The European Medicines Agency (EMA), in his monograph, sees its traditional use as a diuretic to the “washing of the urinary tract.” Other papers, such as the German Commission E, also cites its healing properties on topical (on the skin) for wound healing.

Traditionally, is used, mild diuretic property as an aid in the treatment of overweight .

How to take it ?

Dosage recommended by the EMA (adults and adolescents over 12 years): 
-Tisane: 2-3 g in 250 ml, 3 to 4 times daily. 
-Powder: 570 mg, 3 to 4 times a day.

Horsetail, commercially, is also shaped hydroalcoholic extract liquid (drops) or dry capsules at different concentrations, it is recommended not to exceed the dose recommended by the manufacturers.
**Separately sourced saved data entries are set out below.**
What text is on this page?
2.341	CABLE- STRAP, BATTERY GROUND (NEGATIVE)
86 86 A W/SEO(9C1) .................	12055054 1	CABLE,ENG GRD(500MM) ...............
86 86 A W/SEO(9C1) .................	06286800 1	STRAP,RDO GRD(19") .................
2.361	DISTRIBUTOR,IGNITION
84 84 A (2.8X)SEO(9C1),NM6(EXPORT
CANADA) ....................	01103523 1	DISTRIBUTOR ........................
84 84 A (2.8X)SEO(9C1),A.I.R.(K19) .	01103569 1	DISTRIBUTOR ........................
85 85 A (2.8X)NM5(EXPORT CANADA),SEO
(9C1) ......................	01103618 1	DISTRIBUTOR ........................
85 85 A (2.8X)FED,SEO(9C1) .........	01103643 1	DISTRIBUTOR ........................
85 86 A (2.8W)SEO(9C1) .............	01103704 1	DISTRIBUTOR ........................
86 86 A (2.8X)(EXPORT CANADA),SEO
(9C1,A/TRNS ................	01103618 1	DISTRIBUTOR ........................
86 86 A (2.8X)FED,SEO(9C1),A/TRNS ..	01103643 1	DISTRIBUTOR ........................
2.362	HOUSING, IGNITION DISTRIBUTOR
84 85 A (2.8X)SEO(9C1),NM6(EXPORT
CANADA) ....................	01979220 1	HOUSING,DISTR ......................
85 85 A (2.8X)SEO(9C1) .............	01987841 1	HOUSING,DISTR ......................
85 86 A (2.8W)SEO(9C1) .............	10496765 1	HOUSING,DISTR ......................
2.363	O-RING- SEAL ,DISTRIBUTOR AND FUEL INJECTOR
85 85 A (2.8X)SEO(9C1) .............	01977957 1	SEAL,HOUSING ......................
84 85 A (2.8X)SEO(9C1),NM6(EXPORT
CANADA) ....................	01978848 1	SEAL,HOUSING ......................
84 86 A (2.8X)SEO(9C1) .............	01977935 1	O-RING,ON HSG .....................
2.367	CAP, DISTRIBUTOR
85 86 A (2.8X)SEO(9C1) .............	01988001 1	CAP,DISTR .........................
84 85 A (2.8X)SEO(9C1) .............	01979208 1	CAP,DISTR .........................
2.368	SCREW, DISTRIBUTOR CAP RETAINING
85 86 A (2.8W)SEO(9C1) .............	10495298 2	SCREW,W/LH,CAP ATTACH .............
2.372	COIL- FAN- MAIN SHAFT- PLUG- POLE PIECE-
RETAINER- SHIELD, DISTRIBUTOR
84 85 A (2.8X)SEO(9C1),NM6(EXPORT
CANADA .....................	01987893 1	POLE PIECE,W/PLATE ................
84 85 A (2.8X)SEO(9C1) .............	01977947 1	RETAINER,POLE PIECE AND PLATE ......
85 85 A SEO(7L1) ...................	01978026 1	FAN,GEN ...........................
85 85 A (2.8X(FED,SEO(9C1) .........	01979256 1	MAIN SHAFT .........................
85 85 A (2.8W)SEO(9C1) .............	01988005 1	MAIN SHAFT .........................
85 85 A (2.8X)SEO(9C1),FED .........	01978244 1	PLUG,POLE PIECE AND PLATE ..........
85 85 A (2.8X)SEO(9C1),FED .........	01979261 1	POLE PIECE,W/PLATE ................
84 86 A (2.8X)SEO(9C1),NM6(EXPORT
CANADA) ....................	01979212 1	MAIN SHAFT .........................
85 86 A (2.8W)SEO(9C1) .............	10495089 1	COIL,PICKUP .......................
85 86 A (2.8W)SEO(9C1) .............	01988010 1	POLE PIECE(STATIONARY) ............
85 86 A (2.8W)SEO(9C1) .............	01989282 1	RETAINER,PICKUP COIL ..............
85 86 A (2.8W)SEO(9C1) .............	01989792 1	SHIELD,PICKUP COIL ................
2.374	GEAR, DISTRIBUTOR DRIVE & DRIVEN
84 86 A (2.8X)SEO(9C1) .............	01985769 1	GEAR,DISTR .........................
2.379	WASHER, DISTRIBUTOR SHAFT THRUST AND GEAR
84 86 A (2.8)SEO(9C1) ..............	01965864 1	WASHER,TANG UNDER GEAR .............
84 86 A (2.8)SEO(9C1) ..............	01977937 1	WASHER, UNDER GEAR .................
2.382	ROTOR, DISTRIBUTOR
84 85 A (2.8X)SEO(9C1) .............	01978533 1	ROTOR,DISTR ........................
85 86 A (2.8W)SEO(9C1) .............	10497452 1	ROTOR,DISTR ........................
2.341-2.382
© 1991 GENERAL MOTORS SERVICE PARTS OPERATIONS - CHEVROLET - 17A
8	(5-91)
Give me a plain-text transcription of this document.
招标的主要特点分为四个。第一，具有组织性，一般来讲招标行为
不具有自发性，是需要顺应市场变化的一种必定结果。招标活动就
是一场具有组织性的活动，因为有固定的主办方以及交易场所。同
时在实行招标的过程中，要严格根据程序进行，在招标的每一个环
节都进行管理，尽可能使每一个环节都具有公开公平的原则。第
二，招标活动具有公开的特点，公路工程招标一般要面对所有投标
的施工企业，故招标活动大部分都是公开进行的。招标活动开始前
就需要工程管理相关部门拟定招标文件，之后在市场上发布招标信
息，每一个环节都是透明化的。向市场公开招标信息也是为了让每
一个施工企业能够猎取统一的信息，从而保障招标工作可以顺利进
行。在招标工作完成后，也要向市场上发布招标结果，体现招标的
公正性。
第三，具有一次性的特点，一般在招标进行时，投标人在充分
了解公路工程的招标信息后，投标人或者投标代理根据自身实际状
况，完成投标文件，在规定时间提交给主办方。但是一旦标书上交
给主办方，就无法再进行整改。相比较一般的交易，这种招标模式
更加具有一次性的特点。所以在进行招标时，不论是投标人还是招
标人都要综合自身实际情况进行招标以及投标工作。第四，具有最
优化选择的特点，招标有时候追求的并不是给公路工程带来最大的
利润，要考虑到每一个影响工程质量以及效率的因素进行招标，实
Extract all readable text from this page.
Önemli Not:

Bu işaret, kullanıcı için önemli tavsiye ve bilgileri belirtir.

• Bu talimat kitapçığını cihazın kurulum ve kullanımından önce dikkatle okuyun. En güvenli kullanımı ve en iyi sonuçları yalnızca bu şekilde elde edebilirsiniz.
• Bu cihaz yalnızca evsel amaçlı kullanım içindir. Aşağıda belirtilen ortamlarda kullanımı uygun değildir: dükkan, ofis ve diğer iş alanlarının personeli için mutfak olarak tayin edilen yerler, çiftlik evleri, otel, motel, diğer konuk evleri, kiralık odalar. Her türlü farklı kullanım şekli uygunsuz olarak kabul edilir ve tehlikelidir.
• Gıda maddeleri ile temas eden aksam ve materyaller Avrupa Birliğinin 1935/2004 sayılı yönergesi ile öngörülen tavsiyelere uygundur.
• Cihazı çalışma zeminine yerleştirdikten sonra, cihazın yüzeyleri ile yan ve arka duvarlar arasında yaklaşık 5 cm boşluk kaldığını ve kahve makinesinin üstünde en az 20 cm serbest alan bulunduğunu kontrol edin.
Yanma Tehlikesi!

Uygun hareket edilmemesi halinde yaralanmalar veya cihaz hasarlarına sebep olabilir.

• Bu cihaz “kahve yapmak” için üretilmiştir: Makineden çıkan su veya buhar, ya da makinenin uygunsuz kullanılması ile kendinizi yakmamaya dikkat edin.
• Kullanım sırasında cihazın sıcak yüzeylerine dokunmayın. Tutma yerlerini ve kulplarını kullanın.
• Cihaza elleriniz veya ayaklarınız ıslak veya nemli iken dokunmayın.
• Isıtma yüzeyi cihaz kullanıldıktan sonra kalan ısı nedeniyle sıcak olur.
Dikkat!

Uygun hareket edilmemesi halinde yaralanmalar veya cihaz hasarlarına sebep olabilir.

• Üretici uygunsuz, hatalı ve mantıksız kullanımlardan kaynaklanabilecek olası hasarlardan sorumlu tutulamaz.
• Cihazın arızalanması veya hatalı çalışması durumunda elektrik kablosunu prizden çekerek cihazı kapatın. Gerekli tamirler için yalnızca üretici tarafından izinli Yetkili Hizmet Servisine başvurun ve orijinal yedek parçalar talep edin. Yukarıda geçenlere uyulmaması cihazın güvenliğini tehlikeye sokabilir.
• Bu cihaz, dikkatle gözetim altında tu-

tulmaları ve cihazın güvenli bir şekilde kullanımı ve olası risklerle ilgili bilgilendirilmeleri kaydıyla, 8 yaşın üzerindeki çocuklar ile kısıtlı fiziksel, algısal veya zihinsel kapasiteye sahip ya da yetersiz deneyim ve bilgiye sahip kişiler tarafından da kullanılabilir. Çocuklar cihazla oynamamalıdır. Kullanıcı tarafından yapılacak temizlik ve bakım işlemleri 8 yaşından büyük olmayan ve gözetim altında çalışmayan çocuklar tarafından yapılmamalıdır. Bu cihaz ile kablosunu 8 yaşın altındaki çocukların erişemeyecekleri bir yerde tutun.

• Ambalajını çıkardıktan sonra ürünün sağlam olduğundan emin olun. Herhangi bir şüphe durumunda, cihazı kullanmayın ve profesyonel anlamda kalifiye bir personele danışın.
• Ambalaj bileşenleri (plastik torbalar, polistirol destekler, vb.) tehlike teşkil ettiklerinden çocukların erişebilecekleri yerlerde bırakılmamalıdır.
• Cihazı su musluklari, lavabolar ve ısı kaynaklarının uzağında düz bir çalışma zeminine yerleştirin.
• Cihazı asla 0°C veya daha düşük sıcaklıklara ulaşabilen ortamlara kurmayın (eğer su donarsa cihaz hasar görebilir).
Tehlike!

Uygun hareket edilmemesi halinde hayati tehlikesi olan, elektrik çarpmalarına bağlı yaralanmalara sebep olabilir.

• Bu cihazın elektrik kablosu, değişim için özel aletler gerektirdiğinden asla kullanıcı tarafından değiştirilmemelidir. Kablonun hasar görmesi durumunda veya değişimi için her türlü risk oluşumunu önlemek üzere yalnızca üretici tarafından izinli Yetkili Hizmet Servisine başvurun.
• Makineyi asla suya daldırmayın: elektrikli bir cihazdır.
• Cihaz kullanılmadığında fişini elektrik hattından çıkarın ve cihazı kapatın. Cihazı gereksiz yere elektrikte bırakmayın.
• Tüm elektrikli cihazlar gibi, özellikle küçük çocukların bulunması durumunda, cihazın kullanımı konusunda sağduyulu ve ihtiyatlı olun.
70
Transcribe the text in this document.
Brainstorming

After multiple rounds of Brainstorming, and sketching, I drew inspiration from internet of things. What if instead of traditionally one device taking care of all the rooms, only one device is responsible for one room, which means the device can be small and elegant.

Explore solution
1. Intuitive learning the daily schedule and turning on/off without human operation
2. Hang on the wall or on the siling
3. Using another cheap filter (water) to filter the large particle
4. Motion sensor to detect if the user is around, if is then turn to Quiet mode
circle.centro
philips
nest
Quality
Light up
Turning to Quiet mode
Par external use Monograph German Commission E recommends its use as compresses or washes, from a tea made with 10 g of sterile shoots of horsetail in 1 liter of water.

 

How to Prepare

When the water boils, add the ponytail, leaving a couple of minutes, turn off heat and let stand until lukewarm. Strain and drink or use as a wash or compress. To make, you can prepare all the tea that is to be used during the day, but should be kept pouring and stuffy. In this case, if you take hot should be monitored not boil again on heating. For external use, in compresses or washes, it is advisable to prepare whenever you are using.

Contraindications, side effects and recommendations

  • In case of hypertension or heart conditions should be used only under medical supervision. -Not for use with diuretic drugs that may enhance their effect and excessive diuresis is harmful. Neither should be used with antihypertensive medications without the supervision of a health professional (doctor or pharmacist).
  • Its use is not recommended during pregnancy and lactation.
  • In case of overdose, may appear stomach pain, heartburn, nausea, vomiting, dry mouth, dizziness, confusion, palpitations, drowsiness or hypertension.
  • Not be collected in the field if there are no botanical knowledge, as the Equisetum arvense can be easily confused with other very similar species, Equisetum palustre, which, although not well known toxicity in humans can have, there have been severe poisoning in herbivores.